Here’s a Google-translated ad for new houses for sale in suburban Hiroshima; just this one small advertisement for new houses required a lot of research and explaining to make sense!
- Housing is indeed inexpensive: the prices are around ¥30M (=3,130 x ¥10,000), or about US$200K at the current, extremely favorable, exchange rates.
- Mortgage terms are unbelievable. Note the monthly payment of ¥60K, or US$400 given a 50-year (!) mortgage at 0.45% (!). No wonder the carry trade is so huge!
- As a result, these new houses are broadly affordable; the monthly payment is just 13.6% of the 2019 median household income in Hiroshima prefecture (Japanese household income/expense survey link).
- Then again, housing is less than 10% of household expenditures in Japan. About 43% of Japanese households are unmortgaged homeowners, which appears to be a fairly typical percentage among OECD countries.
- Contrast that with American consumers, who spend US$2,120 per month on housing – more than Japanese consumers spend on everything in a typical month.
- The houses are small, but space-efficient and land-efficient. They’re ~1100 square feet, but fit 3-4 bedrooms, and sit on lots about as large – small even by “small lot” US standards. I’m guessing that zoning limits the site to a 1.0 floor-to-area ratio, which would be typical of an urban neighborhood in the US.
- At lower right is a tiny subdivision plot plan. Small “mini-kaihatsu” subdivisions like this (<1000 m2, or ~11K sq ft) are exempt from site-permit review, reducing the “soft costs” of building housing. Besides, semi-private residential alleys have long been where workers have lived in East Asian cities, whether Beijing’s hutongs or Osaka’s nagaya.
- The street widths would be considered unconscionably narrow by US standards that frequently require 50′ rights-of-way. Yet at 5-6m (16-19.6′), they comfortably exceed the 4m (13′) national minimum; this is meant for car access, after all.
- The location that matters most: “8 minute walk to train station” is in the upper right corner (cropped out in this view). The “two car parking” probably assumes two tiny kei cars, and is more likely enough for one normal car plus some bikes. After all, you can’t register a car without having an off-street parking space.

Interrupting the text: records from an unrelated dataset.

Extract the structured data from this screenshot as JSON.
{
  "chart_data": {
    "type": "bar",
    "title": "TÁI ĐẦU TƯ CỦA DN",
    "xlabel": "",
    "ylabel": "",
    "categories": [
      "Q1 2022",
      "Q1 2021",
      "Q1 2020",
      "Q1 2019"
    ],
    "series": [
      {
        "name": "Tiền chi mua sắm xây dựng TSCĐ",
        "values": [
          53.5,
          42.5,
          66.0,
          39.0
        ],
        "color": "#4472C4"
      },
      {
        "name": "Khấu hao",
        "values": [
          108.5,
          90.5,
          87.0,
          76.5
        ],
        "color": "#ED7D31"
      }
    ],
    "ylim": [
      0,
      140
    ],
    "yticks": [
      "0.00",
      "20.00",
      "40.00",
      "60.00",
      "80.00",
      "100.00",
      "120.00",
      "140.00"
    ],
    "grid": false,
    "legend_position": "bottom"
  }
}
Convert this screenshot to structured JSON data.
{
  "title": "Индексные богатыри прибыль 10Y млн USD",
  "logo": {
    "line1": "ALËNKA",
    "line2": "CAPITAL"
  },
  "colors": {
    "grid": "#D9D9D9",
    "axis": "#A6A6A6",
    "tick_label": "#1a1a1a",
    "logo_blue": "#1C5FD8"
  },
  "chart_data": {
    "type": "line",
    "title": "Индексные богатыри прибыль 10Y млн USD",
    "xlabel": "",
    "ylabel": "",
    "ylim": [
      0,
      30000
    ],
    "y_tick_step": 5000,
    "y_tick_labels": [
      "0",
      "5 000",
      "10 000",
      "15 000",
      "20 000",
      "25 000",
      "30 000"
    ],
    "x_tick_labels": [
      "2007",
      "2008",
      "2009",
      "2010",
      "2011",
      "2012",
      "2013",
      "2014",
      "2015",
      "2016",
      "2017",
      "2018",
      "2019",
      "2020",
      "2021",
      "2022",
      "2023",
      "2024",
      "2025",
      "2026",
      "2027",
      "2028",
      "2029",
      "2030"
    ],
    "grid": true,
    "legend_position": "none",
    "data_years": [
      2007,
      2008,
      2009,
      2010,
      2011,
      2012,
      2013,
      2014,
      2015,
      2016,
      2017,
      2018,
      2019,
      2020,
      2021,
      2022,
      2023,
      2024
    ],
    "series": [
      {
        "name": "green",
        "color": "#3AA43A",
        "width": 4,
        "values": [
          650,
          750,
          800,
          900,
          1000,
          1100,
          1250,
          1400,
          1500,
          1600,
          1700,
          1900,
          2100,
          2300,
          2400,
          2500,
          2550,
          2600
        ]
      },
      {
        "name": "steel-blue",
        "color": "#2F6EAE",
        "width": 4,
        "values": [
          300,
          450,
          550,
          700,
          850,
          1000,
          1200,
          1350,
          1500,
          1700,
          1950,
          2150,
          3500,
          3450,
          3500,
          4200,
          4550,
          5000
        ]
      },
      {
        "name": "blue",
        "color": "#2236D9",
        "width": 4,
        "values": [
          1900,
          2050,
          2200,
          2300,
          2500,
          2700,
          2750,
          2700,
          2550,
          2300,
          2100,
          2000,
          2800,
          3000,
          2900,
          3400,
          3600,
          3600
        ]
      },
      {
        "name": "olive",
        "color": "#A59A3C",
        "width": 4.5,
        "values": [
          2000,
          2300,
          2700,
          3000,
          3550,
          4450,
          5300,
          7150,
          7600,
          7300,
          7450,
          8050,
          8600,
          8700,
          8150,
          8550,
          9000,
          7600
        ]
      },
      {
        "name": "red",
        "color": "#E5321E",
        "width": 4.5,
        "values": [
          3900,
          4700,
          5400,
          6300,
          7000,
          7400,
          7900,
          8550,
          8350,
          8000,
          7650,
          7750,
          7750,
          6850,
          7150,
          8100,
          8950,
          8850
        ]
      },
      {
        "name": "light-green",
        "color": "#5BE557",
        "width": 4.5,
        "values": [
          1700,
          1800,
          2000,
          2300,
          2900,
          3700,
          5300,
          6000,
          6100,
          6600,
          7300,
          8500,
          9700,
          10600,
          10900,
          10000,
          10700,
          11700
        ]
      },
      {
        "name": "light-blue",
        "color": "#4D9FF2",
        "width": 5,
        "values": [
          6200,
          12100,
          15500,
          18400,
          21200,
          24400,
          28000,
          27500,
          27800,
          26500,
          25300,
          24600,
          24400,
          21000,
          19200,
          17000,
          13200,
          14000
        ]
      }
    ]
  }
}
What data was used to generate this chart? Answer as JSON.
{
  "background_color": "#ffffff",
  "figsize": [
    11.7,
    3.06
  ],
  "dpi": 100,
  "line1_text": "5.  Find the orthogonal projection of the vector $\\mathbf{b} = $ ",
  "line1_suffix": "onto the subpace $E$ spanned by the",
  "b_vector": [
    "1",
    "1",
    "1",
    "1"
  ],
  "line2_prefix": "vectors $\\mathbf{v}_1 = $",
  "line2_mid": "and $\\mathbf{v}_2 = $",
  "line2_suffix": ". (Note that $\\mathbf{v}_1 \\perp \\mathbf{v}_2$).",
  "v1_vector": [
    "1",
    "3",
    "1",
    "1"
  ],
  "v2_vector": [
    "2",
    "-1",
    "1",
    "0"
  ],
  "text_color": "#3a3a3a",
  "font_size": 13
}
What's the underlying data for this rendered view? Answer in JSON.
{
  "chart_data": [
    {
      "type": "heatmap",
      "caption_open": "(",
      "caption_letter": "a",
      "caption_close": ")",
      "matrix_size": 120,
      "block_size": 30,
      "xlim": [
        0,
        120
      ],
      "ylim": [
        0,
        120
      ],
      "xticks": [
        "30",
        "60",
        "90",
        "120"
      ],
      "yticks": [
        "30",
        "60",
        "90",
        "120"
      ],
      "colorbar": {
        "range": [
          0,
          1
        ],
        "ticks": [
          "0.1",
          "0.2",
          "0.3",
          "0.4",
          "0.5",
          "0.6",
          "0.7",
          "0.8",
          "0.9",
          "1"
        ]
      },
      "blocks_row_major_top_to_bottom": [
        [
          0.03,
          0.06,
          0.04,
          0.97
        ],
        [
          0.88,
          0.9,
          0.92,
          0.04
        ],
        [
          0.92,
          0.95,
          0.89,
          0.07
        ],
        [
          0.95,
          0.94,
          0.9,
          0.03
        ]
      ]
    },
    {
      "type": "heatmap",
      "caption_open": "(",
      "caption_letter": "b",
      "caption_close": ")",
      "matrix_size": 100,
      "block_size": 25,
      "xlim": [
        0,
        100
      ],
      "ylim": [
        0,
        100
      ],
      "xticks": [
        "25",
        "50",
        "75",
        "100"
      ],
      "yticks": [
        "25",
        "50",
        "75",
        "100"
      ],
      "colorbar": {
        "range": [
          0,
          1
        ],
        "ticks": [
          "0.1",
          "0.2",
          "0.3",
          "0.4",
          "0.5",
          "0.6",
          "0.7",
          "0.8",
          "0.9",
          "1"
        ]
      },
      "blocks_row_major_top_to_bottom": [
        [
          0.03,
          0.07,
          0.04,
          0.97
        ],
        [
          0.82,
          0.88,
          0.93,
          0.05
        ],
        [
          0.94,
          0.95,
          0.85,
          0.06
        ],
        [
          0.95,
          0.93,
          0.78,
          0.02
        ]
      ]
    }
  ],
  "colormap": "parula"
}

Building and zoning codes reference link: www.iibh.org/kijun/japan.htm
Brookings Institute overview www.brookings.edu/articles/japan-rental-housing-markets/
English blog on Japanese housing: catforehead.com/
If those are the prices for suburbia, how about infill? Here’s an ad for new high-rise condos in the downtown area of Yokosuka, a seaside southern suburb of Yokohama that’s home to a large US Navy base. It’s half an hour to Yokohama by train and one hour to southern Tokyo, and one-bedroom units begin at ¥27M, or US$177K today.
This ad was for a Keikyu condo, near a Keikyu station, and seen on a Keikyu train. Land development is how American streetcar systems made their fortunes, and it’s still a legitimate business model across Asia today.